Since late July, AJA picked up these groups’ claims that they would emerge victorious by labeling many of its news stories under the header “Gaza triumphs,” a phrase that has also become a common hashtag for Hamas activists on Twitter. After Hamas and Islamic Jihad declared victory on August 26, AJA reported that Palestinians in Gaza, the West Bank and diaspora all celebrated the “victory achieved by the resistance”.
These examples of partisanship in AJA’s coverage are more than mere semantics; they incite violence, feed the one-sided narrative of Palestinian victimhood, and bolster terrorist groups.
Doha has demonstrated the ability to control Al Jazeera’s messaging when it suited its interests before, bragging behind closed doors about how coverage changes to respond to Qatari policy shifts, and clamping down on anti-Saudi coverage when the Qatari government has sought to reconcile with Riyadh.
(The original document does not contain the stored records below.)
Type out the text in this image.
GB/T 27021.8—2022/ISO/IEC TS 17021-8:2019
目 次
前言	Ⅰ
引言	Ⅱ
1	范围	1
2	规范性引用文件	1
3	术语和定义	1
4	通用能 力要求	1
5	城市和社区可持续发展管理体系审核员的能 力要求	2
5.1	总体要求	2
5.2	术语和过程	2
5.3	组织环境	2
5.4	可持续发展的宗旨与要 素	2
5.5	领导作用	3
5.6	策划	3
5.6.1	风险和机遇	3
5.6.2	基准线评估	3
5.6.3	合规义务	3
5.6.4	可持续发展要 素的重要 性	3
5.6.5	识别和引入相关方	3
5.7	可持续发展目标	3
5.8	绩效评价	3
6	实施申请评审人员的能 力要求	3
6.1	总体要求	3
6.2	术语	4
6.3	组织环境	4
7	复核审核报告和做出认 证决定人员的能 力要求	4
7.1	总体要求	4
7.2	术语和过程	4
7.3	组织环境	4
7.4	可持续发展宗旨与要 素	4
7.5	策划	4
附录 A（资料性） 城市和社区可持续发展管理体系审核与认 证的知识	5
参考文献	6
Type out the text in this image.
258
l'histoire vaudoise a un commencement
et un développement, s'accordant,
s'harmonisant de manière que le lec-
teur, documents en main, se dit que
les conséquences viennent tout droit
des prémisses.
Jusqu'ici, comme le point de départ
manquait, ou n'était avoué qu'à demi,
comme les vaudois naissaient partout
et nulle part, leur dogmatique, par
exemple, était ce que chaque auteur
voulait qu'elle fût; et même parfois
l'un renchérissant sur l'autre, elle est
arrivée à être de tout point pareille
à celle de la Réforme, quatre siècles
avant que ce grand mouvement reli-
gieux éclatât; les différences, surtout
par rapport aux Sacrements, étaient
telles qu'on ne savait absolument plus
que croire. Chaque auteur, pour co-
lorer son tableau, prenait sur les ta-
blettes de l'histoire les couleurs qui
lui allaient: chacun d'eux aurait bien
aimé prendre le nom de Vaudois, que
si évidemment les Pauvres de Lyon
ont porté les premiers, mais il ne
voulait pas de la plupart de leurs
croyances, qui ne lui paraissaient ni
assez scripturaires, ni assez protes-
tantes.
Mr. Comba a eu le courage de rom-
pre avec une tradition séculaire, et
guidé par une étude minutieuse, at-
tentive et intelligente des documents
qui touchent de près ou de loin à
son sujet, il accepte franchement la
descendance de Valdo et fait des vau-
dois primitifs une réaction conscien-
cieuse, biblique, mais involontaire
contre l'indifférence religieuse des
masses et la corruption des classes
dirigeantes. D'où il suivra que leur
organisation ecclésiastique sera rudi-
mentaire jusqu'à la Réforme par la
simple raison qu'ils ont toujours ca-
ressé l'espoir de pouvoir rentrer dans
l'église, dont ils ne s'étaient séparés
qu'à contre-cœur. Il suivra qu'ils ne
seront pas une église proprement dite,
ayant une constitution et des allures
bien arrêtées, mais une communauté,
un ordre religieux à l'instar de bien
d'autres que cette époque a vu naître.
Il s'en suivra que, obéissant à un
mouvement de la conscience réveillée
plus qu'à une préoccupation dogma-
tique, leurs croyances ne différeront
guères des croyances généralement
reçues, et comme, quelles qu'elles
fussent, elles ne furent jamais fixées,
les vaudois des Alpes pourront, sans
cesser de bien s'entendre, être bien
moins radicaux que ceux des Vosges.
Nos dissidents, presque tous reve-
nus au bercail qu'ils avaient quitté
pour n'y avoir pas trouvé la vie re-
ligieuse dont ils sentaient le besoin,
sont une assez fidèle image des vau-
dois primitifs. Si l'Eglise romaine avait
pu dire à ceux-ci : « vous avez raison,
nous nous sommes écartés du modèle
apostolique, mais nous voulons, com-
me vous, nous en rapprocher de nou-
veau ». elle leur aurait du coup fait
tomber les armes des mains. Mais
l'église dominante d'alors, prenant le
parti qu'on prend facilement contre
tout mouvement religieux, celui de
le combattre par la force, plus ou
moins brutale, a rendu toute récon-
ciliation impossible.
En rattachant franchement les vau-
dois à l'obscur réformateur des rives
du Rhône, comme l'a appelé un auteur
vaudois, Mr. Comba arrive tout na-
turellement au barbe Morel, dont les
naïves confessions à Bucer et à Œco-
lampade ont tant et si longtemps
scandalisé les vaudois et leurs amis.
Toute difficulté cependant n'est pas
Washington should therefore urge its diplomatic partner to put its television attack dog on a shorter leash.
To be fair, Al Jazeera America’s coverage has been less strident than that of its Arabic-language affiliate. But that’s yet another part of the Hamas media playbook. Hamas’ instructional video advised the group’s supporters to use different messages with Western and Arab audiences when discussing the war in Gaza.
At a certain point, AJAM’s executives have to wonder: how forgiving will U.S. viewers be when the Al Jazeera brand routinely twists the truth for terrorists?